A careful history may reveal a single traumatic injury to the elbow or perhaps episodic minor trauma. Resting the elbow on a hard surface such as a desk or a wheelchair armrest is a typical story. A history of orthopedic deformity is also helpful. Patient complaints of paresthesias and numbness in the appropriate distribution also can clue in the examiner. In general, on physical examination, an ulnar neuropathy will cause sensory loss that splits the 4th digit, whereas a C8 radiculopathy will tend to exclude the 4th digit altogether. Weakness in an ulnar nerve distribution is also helpful. A Tinel's sign may be present along the course of the ulnar nerve at the elbow. In more severe cases, atrophy of the hand intrinsics and the hypothenar eminence can occur. Nerve conduction studies may reveal slowing across the elbow. Inching studies, in which short segments of nerve are tested, may be helpful in identifying the exact point of entrapment along the course of the nerve. Electromyography may reveal denervational changes in the ulnar-innervated muscles in severe cases.

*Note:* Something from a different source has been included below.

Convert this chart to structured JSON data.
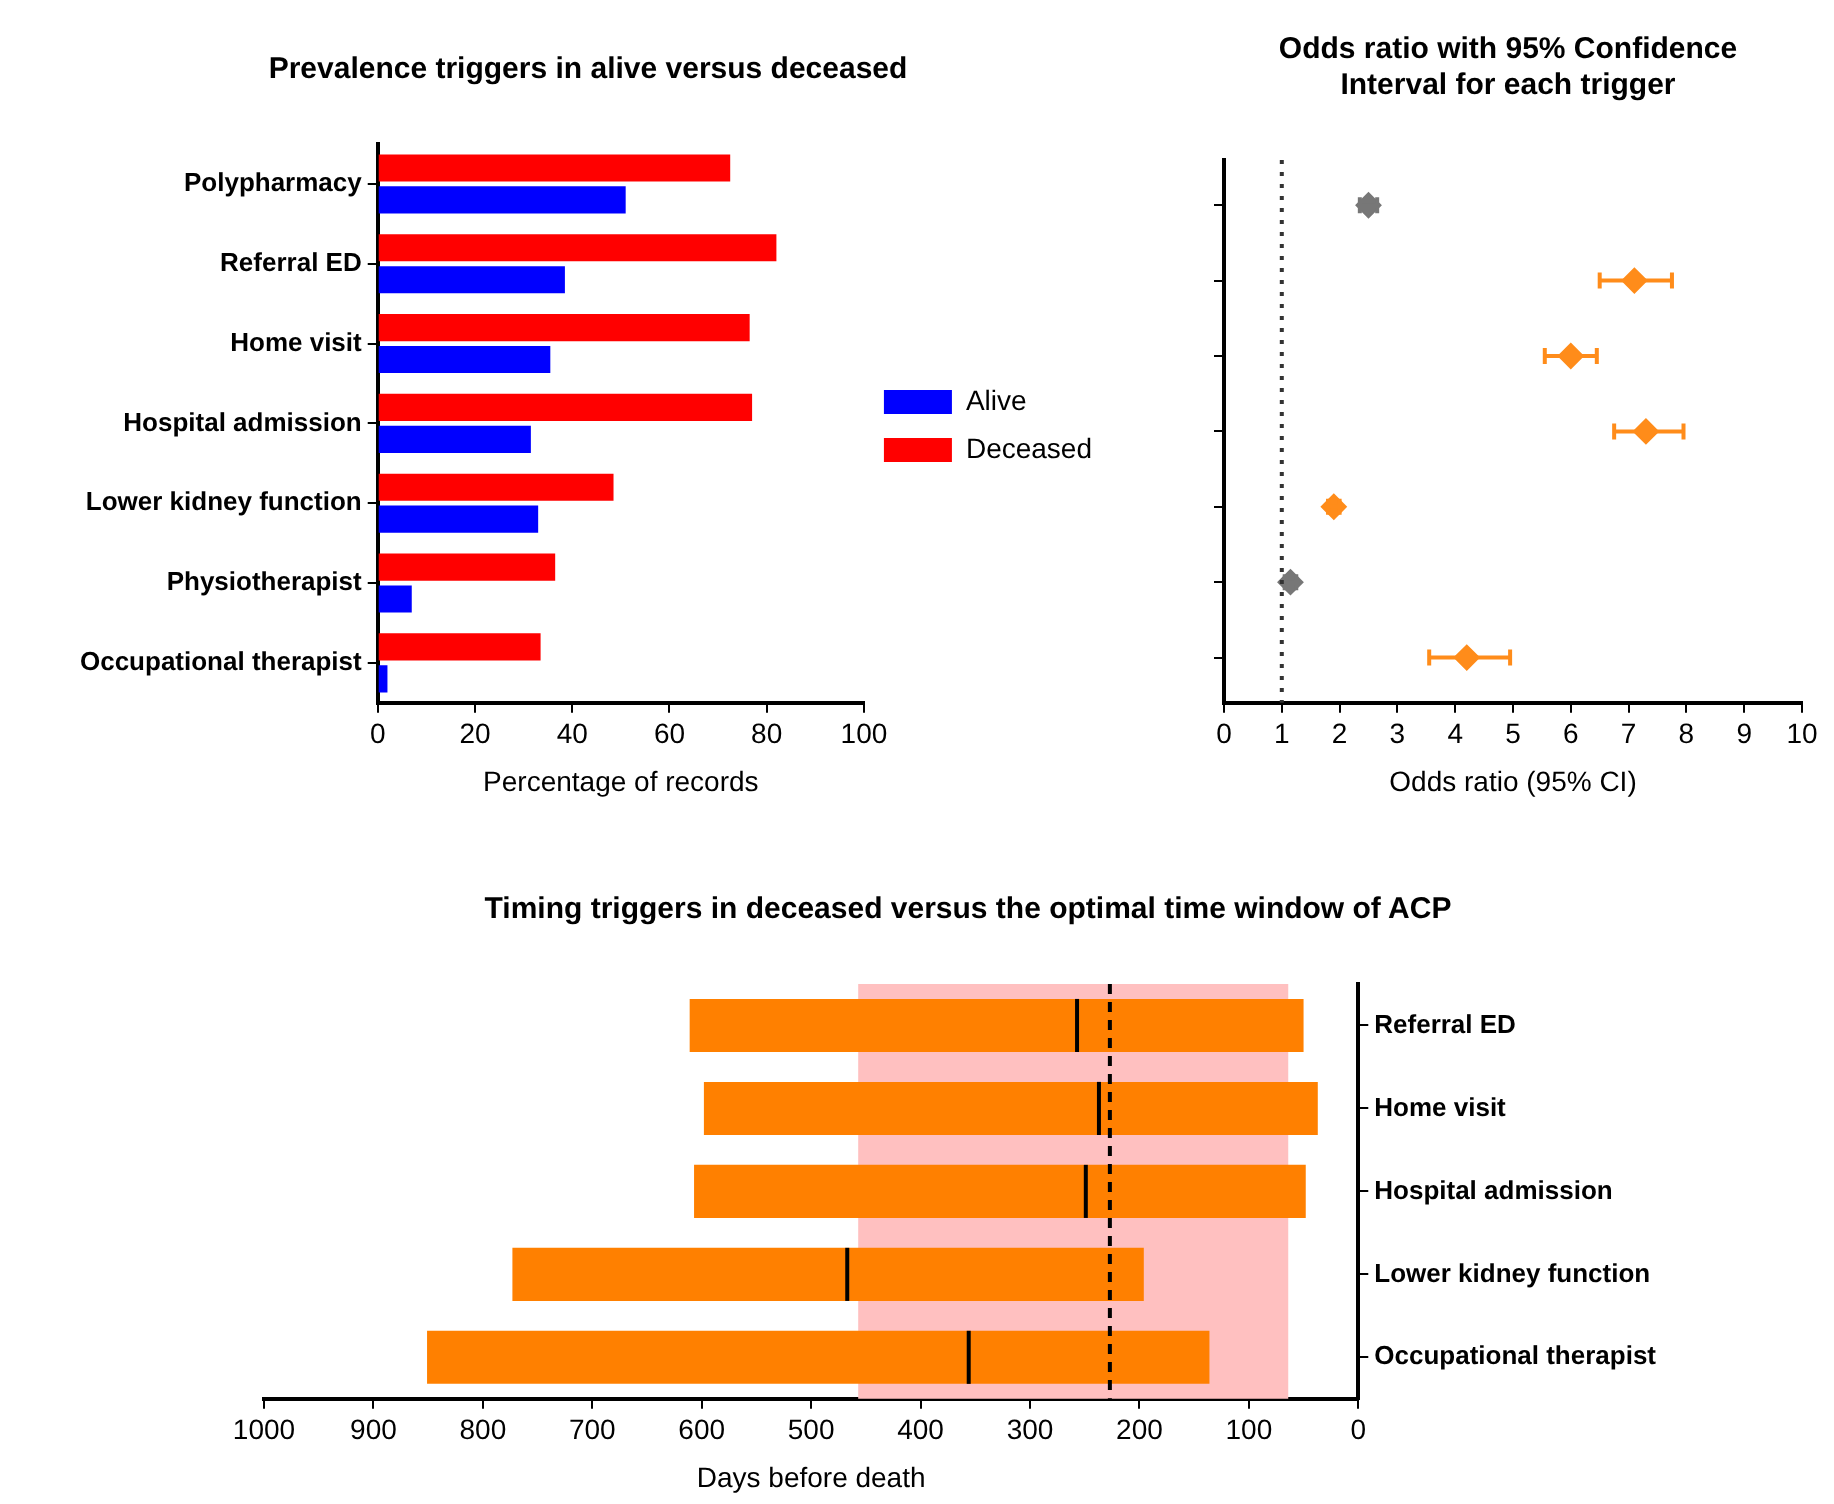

Similar to other nerve entrapments, a trial of nonoperative therapy is customarily attempted first. Avoidance of aggravating factors, such as resting the elbow on hard surfaces, may be helpful. Elbow splints may be prescribed, but patients are often non-compliant with these devices. In some cases, the trial of nonoperative therapy may be kept fairly short if the neuropathy is severe, and patients already have notable weakness, atrophy, and denervational changes on electrodiagnostic studies.

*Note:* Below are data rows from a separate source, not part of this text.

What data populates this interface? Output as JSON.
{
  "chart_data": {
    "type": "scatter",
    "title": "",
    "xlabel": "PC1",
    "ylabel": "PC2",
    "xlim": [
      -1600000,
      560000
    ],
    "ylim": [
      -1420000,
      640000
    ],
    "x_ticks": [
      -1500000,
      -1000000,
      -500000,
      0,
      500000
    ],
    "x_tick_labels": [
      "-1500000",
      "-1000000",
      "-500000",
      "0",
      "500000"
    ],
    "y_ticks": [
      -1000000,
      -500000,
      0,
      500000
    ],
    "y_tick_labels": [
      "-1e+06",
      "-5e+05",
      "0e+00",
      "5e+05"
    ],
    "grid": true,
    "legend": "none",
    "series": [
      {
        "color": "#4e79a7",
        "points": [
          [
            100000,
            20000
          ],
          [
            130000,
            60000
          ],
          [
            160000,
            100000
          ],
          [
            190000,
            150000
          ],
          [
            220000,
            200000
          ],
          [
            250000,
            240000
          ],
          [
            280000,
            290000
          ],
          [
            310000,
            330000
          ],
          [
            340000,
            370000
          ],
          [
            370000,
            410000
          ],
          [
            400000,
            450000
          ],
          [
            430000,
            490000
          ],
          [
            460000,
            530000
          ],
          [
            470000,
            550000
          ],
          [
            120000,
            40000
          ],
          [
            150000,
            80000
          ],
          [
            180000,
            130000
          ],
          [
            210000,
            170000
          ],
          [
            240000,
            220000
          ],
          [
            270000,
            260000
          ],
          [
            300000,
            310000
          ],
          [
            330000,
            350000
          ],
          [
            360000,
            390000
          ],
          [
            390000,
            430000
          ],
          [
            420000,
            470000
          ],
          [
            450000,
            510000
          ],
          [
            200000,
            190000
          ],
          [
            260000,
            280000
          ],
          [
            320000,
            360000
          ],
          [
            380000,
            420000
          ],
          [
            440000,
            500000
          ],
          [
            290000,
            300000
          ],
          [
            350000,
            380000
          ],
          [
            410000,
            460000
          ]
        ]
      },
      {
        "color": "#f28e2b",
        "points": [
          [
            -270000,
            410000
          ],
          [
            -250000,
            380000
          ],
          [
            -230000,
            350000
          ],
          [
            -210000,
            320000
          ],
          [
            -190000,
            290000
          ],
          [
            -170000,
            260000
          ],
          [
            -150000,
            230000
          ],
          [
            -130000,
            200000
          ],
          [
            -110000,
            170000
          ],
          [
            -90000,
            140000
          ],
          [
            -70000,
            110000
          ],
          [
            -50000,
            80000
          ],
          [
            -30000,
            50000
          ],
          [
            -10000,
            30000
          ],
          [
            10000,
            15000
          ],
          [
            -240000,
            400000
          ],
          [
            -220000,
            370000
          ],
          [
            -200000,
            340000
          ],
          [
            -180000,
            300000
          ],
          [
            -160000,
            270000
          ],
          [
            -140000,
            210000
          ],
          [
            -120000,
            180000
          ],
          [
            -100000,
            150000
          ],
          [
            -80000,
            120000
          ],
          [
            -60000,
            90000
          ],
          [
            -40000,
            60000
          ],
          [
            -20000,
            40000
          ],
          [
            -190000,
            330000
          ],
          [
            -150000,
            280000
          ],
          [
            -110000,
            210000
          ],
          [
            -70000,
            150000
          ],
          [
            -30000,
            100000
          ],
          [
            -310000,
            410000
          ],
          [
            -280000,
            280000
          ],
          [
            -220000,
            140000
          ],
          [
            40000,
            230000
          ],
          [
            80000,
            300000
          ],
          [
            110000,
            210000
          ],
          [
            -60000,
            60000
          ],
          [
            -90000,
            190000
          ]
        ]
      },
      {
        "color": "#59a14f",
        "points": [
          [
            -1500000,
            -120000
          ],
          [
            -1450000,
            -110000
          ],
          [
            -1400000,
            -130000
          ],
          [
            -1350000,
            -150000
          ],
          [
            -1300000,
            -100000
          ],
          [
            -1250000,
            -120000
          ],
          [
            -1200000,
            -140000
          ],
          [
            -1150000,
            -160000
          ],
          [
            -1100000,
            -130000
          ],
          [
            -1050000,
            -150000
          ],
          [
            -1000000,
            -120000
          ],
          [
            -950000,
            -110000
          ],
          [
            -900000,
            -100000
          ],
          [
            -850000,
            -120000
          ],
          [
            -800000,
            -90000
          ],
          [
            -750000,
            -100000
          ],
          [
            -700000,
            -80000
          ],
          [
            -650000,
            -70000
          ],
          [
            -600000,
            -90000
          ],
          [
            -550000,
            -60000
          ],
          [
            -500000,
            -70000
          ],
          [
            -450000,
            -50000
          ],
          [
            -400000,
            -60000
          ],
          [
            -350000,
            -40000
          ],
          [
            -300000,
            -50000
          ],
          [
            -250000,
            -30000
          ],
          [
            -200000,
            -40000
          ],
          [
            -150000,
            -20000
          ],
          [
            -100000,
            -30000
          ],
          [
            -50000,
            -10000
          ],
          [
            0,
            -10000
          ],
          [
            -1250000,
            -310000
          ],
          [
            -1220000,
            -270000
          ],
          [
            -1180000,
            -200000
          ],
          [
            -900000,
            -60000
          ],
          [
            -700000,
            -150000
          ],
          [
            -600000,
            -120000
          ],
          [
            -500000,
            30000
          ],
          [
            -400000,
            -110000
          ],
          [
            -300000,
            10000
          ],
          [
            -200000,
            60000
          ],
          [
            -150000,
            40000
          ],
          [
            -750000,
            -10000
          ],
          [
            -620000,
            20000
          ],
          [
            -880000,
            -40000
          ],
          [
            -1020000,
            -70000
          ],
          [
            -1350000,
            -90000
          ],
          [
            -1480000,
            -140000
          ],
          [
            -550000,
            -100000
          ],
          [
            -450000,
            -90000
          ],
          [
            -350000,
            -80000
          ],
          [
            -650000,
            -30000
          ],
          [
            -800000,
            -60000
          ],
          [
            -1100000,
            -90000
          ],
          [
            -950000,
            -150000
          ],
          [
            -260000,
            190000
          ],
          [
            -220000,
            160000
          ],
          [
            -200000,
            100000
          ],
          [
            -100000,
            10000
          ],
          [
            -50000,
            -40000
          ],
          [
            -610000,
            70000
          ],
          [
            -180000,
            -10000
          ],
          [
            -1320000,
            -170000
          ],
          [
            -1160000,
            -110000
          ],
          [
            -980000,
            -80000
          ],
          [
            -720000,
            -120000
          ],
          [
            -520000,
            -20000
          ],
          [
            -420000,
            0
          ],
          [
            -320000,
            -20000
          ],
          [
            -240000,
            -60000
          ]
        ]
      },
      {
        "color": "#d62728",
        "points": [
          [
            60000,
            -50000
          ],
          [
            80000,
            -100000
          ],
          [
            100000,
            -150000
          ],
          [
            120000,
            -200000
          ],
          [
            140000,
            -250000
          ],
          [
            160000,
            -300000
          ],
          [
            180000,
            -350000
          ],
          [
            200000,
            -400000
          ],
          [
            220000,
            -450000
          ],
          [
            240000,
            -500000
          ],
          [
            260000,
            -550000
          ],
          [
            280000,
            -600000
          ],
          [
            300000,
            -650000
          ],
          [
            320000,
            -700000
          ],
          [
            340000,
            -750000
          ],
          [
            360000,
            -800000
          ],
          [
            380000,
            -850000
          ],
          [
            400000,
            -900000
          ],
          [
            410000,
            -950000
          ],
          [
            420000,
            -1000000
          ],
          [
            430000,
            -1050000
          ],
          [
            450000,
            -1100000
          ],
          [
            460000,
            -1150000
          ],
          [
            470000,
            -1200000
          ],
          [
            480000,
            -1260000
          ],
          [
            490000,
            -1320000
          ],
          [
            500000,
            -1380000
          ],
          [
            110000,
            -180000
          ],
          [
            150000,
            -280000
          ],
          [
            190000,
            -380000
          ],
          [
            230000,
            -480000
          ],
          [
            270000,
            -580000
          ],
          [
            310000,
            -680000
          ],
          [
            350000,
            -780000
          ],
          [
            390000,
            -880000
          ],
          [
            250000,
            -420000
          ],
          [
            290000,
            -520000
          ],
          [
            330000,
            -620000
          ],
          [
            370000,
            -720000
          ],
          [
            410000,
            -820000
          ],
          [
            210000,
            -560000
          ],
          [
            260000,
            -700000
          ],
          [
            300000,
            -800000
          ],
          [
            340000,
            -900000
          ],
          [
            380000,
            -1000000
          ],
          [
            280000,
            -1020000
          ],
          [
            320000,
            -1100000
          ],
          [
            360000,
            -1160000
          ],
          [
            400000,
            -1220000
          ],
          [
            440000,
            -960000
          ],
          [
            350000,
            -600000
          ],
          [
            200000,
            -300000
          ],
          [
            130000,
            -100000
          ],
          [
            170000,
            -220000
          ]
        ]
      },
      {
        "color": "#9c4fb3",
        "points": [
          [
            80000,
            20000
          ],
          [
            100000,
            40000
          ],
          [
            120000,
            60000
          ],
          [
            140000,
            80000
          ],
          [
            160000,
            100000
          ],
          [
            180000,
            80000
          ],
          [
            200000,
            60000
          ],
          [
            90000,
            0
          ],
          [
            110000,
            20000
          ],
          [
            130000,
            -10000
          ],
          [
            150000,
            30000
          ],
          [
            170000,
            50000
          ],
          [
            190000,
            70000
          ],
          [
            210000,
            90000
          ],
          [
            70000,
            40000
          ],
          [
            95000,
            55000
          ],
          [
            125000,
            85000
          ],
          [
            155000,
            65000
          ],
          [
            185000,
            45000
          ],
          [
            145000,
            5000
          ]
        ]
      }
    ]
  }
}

Once the decision is made to pursue operative treatment, a variety of options are available. Prospective, randomized clinical studies have shown that some of these options have essentially the same results. For example, ulnar nerve decompression yielded similar results to both submuscular transposition and subcutaneous transposition.

The following lists some available options with their corresponding advantages and disadvantages:

  • Simple Decompression utilizes a small incision, under a local anesthetic, and does not require postoperative immmobilization. Unfortunately, it leaves the nerve in a superficial location where it remains susceptible to repetitive injury. Also, decompression alone may not adequately address orthopedic abnormalities, if present.
  • Subcutaneous Transposition utilizes a long incision, and moves the nerve to a more relaxed course across the elbow. Like for simple decompression, the nerve remains susceptible to repetitive injury in the subcutaneous location.
  • Submuscular Transposition also utilizes a long incision, and moves the nerve to a more protected location beneath the pronator teres muscle. General anesthesia or a regional block is typically required. In contrast to the above techniques, postoperative arm immobilization for 2-3 weeks is required to enable adequate muscle healing.


Generally, better outcomes occur in patients with milder symptoms, regardless of treatment approach. As symptoms and signs become more severe, nonoperative as well as the surgical therapies becomes less effective. The surgical techniques described above have roughly the same likelihood of successful outcome.